I spent election night watching the coverage on PBS and it was an interesting night of punditry with some occasionally very honest moments. Judy Woodruff (host), kept coming back to a question over and over again through the night that began to sound like a hostage negotiation. “But what do these people want? I mean, what exactly did Trump promise to them that would make them decide that they’ll take their chances with him regardless of the negatives?” She said something like this over and over again and one talking head after another took swings at the question and came up empty again and again. None of the economic arguments they brought up made any sense. Some of them even flat out said they didn’t know and we’re going to learn a lot in the coming weeks when we look through the data with hindsight as a benefit.
The early post-mortem was that Trump only did 1% better than Romney with White voters. That sounds like an electoral disaster for Republicans, but the reason why it wasn’t was because Hillary did markedly worse with Black and Brown voters. I think that’s the story of this election.
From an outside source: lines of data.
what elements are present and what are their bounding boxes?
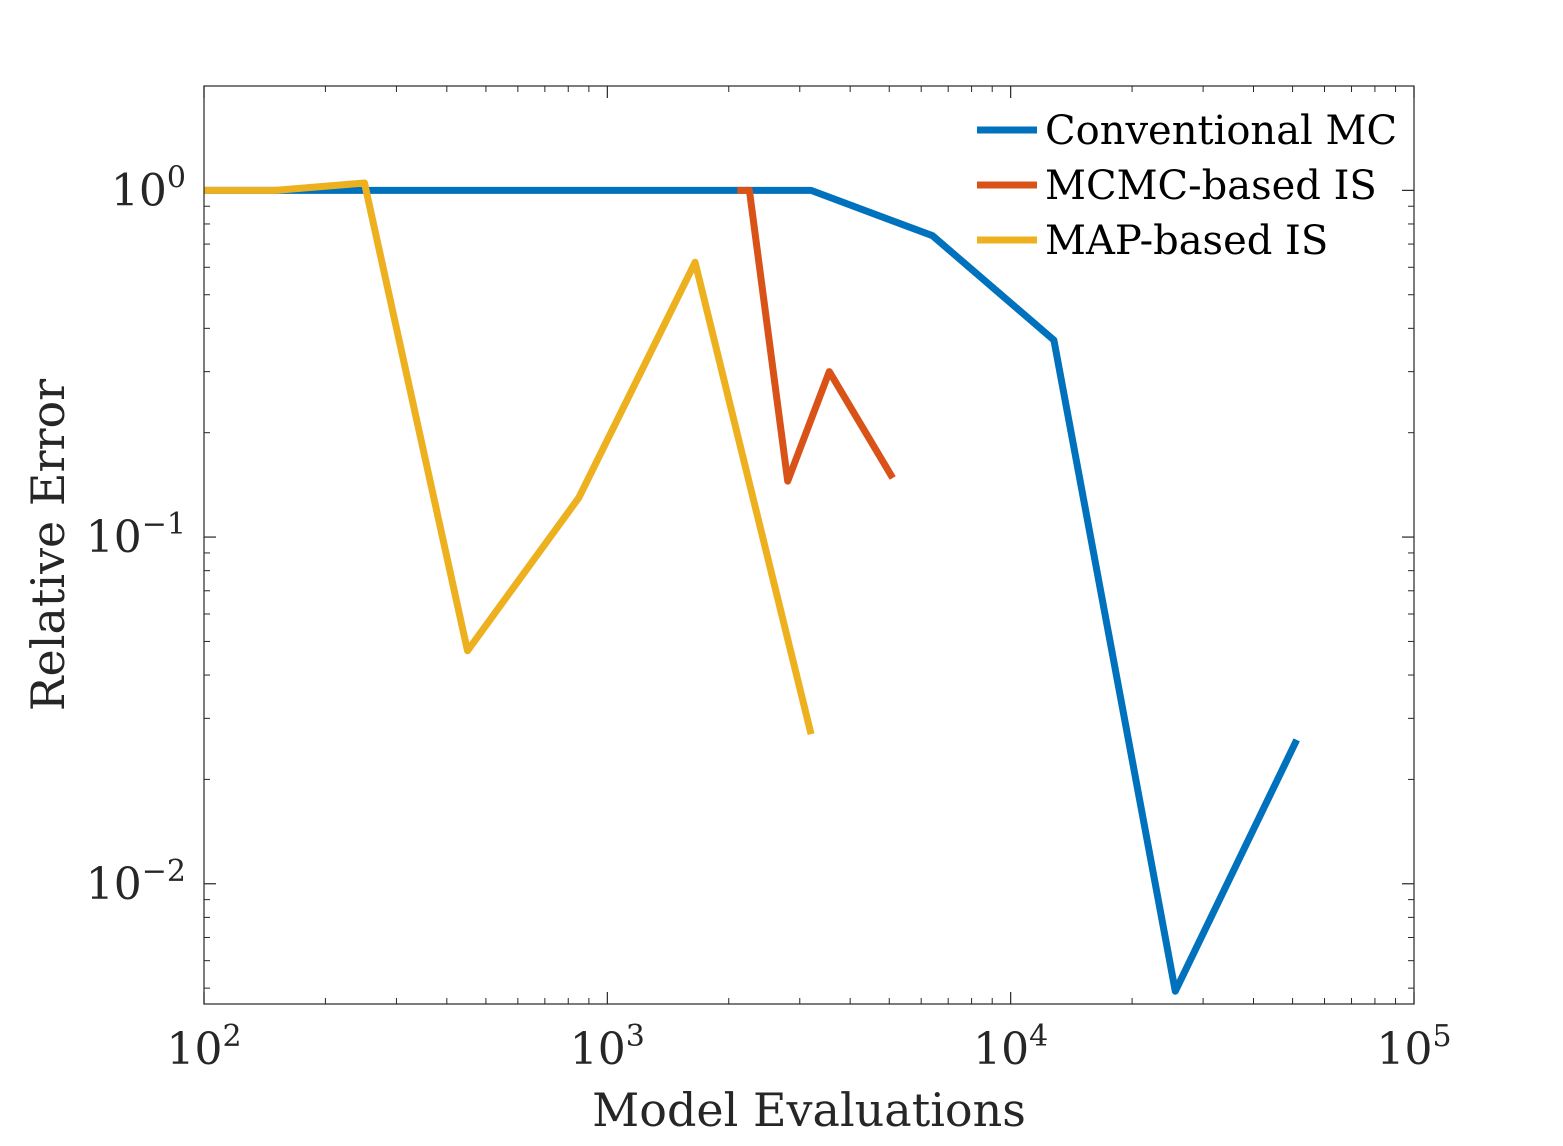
x-tick-label: 102 [166,1019,241,1075]
x-tick-label: 103 [570,1019,645,1075]
legend-label-1: Conventional MC [1045,108,1397,154]
series-line-1 [204,186,1300,995]
x-tick-label: 105 [1376,1019,1451,1075]
plot-frame [203,85,1415,1005]
y-tick-label: 100 [111,160,186,216]
y-axis-title: Relative Error [21,379,75,711]
x-axis-title: Model Evaluations [592,1083,1026,1137]
legend: Conventional MC MCMC-based IS MAP-based IS [977,108,1397,264]
legend-label-2: MCMC-based IS [1045,163,1377,209]
minor-ticks [204,86,1414,1004]
series-line-3 [204,179,815,736]
x-tick-label: 104 [973,1019,1048,1075]
series-lines [204,179,1300,995]
legend-label-3: MAP-based IS [1045,218,1328,264]
y-tick-labels: 100 10−1 10−2 [86,160,186,909]
y-tick-label: 10−2 [86,854,186,910]
y-tick-label: 10−1 [86,507,186,563]
x-tick-labels: 102 103 104 105 [166,1019,1451,1075]
series-line-2 [737,186,896,485]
Hillary couldn’t pull together Obama’s minority coalition even with all of the offensive things that Trump said to Latinos and African Americans and everyone who’s not Caucasian.
Perhaps Trump’s embrace of White Supremacy was really a gamble that he could turn this election into the third election in a row about race. Who knows if he’s really as racist as he made himself out to be. Look, I’d bet money that Trump has strongly racist tendencies, but I wouldn’t go as far as to say that he’s really as racist as he portrayed himself. Quite possibly, he “went there” because he believed that White America was ripe for the picking after 8 years of feeling like the country was changing too fast for them and that he could get away with it because Hillary Clinton’s lack of melanin would make her less able to connect with minority voters. He could directly connect emotionally with White angst whereas Hillary could only offer bland policy proposals to minorities.
If indeed it was about race all along, Bernie Sanders would have done no better.
I think it begs asking why minorities wouldn’t turn out in record numbers of support the opponent of the man who’s demonizing them. Well, I happen to be a POC myself and the best answer I can come up with is that a lot of us deal with racism all the time and we’ve become desensitized to the point that we can point to a truly deplorable man like Trump, shrug our shoulders, and ignore him. Maybe that’s what the Trump campaign expected to happen in the end.